Im armenisch-aserbaidschanischen Dauerkonflikt um Berg-Karabach ist offenbar noch kein Ende in Sicht.

Die bewaffneten armenischen Einheiten nehmen Stellungen der aserbaidschanischen Streitkräfte an verschieden Richtungen der Front intensiv unter Beschuss. Laut der Auskunft des Pressedienstes des Verteidigungsministeriums gegenüber AZERTAC wurde der Waffenstillstand von armenischen Verbänden während des Tages insgesamt 111-mal verletzt.

Armenische Militär haben aserbaidschanische Stellungen, die auf ungenannten Höhen auf dem Territorium des Rayons Kasach, in den Dörfern Kohnagischlag des Rayons Aghstafa und Alibeyli der Region Tovuz stationiert sind, beschossen.
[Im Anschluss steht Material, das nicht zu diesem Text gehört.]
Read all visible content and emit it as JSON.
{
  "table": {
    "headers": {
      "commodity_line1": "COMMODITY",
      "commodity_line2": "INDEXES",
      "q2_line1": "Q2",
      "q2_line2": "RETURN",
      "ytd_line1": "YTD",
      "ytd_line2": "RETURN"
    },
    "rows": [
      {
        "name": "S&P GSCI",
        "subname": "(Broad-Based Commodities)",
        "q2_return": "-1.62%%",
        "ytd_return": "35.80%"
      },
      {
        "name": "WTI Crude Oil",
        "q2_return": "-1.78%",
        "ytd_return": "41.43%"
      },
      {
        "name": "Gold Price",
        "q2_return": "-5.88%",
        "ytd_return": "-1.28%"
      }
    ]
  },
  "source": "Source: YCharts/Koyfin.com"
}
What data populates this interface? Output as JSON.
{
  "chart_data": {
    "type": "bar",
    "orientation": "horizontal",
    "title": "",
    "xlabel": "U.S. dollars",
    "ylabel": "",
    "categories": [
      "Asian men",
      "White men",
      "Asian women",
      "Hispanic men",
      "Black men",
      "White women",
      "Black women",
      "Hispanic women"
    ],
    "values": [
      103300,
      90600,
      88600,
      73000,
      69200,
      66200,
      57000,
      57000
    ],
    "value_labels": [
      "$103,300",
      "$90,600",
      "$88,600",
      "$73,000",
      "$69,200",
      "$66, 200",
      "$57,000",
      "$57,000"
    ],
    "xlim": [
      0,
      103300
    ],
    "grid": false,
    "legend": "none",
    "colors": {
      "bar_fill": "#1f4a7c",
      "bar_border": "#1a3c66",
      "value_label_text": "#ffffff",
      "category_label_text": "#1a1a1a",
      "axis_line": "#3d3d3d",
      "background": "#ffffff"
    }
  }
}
Der Gegner habe Stellungen aserbaidschanischer Einheiten auch aus Positionen unter Feuer genommen, die in der Nähe der aserbaidschanischen Dörfer Gülüstan von Goranboy Bezirk, Göjarkh, Tschayli und Yarimja des Rayons Terter, Schikhlar, Basch Garvand, Javahirli, Sarijali, Kangarli, Novruzlu und Schuraabad der Agdam Region, Kuropatkino des Rayons Khojavend, Horadiz, Garakhanbeyli, Gorgan und Aschaghi Seyidahmadli der Provinz Fizuli, Mehdili des Bezirks Jabrayi und auf namenlosen Höhen auf den Territorien der Rayons Göjgöl, Goranboy, Khojavend, Fizuli und Jabrayil stationiert sind.

Die aserbaidschanische Seite musste das Gegenfeuer eröffnen. Angesichts der operativen Situation haben die aserbaidschanischen Einheiten auf die feindlichen Feuerneste, Stellungen und Schützengräben 116-mal Feuerschläge versetzt, hieß es.